Ingredient Notes & Tips
- Chicken: Thighs are juicier; breast works fine if sliced thinly.
- Curry Paste: Adjust according to your spice preference; red curry is classic, but green or yellow curry paste can be substituted.
- Coconut Milk: Full-fat for richness, light coconut milk for a lighter option.
- Vegetables: Bell peppers add color and crunch, but you can also use zucchini, carrots, or snap peas.
Step-by-Step Instructions
1. Prepare Ingredients
Slice chicken, onion, and bell peppers. Mince garlic and grate ginger.
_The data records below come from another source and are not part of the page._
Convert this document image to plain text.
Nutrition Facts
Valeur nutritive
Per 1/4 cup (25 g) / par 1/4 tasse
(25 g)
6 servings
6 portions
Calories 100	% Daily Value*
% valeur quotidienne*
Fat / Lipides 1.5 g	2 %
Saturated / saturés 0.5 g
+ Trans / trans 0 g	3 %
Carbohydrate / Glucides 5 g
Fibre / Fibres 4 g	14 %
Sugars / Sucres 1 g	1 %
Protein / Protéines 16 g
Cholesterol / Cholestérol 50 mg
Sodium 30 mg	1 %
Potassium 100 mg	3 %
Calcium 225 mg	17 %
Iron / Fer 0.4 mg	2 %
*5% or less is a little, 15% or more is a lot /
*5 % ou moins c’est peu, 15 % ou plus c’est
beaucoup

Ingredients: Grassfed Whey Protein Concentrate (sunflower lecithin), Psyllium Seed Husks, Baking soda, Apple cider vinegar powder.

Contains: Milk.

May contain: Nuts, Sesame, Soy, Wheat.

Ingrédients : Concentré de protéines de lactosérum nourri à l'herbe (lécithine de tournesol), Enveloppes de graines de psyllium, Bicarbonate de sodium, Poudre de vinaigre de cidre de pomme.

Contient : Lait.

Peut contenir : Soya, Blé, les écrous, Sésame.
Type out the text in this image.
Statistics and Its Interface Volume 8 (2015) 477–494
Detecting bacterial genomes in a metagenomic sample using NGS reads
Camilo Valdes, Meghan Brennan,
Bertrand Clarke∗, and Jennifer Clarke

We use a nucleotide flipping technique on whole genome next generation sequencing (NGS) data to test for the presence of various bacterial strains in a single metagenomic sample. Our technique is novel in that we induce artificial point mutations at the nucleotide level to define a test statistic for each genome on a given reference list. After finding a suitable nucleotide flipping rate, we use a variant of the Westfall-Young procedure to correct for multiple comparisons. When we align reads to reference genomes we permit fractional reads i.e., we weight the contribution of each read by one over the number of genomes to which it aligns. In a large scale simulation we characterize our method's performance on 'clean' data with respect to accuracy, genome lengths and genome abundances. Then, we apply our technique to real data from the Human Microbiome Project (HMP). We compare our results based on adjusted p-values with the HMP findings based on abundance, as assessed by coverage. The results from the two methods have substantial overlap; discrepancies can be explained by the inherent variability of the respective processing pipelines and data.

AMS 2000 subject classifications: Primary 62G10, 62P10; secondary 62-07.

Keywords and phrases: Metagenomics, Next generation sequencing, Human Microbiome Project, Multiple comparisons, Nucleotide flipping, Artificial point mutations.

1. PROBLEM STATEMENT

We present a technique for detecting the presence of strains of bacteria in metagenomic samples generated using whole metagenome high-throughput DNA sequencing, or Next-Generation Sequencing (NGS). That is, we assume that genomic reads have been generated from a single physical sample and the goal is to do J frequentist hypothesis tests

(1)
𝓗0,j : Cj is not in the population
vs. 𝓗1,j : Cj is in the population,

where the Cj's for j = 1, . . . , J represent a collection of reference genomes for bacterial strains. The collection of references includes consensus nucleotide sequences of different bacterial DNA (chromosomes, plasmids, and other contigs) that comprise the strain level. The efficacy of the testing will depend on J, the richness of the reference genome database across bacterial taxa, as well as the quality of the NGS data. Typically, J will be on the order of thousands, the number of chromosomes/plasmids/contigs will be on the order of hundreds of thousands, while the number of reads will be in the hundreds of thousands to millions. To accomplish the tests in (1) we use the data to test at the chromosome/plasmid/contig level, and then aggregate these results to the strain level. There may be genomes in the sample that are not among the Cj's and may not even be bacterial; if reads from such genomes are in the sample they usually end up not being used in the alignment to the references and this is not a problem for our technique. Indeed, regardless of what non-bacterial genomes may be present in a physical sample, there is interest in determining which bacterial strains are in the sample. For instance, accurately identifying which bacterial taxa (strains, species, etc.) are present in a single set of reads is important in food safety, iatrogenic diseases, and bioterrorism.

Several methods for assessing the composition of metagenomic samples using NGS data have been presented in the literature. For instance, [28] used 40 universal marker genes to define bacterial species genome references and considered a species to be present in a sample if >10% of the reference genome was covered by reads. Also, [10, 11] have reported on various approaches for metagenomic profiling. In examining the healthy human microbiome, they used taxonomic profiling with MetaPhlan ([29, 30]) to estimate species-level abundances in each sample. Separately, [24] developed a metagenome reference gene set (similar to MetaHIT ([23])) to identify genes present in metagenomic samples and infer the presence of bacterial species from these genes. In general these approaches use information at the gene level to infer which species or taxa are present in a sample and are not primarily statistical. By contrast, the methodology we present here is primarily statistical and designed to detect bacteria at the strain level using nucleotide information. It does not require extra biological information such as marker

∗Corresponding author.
Open coconut milk and measure curry paste.
2. Sauté Aromatics
Heat oil in a large skillet or wok over medium heat. Add onion, garlic, and ginger. Cook 2–3 minutes until fragrant.
3. Cook Chicken
Add chicken pieces and sauté 4–5 minutes until slightly browned but not fully cooked.
4. Add Curry Paste
Stir in red curry paste, coating chicken and aromatics evenly. Cook 1–2 minutes to release flavor.
5. Add Coconut Milk & Vegetables
Pour in coconut milk, fish sauce, and sugar. Stir to combine. Add bell peppers. Bring to a gentle simmer and cook 10 minutes, until chicken is cooked through and sauce thickens slightly.
6. Finish with Lime
Stir in lime juice. Taste and adjust seasoning with salt, sugar, or fish sauce if needed.
7. Serve & Garnish
Serve curry over jasmine rice or noodles. Garnish with fresh cilantro, sliced chili, and lime wedges.

Tips for Perfect Thai Curry
- Don’t overcook chicken – bite-sized pieces cook quickly.
- Simmer gently – high heat can curdle coconut milk.
- Balance flavors – adjust lime, sugar, or fish sauce for perfect sweet-salty-acidic harmony.
- Use fresh herbs – cilantro or Thai basil elevates aroma and freshness.
- Prep ahead – chop vegetables while chicken marinates slightly with curry paste for extra flavor.
Flavor Variations
- Vegetarian Curry: Replace chicken with tofu or chickpeas.
- Extra Heat: Add sliced fresh chili or a teaspoon of chili flakes.
- Creamier Curry: Stir in extra coconut milk or a splash of cream.
- Thai Green or Yellow Curry: Swap red curry paste for green or yellow for a different flavor profile.
Meal Prep & Storage
- Refrigeration: Store curry in an airtight container for up to 3 days.
- Reheating: Heat gently on the stovetop; coconut milk may separate slightly but whisking brings it back together.
- Freezing: Curry freezes well; remove lime juice before freezing and add fresh after reheating.
Nutrition Highlights
- High-protein from chicken
- Healthy fats from coconut milk
- Rich in vitamins from bell peppers and aromatics
- Balanced, flavorful, and filling for dinner or meal prep
Thai Chicken Coconut Curry
Ingredients
Equipment
Method
- Slice chicken and vegetables; prep aromatics.
- Heat oil in skillet; sauté onion, garlic, and ginger 2–3 minutes.
- Add chicken; cook 4–5 minutes until slightly browned.
- Stir in red curry paste; cook 1–2 minutes.
- Add coconut milk, fish sauce, sugar, and bell peppers; simmer 10 minutes.
- Stir in lime juice; adjust seasoning. Serve with rice or noodles and garnish.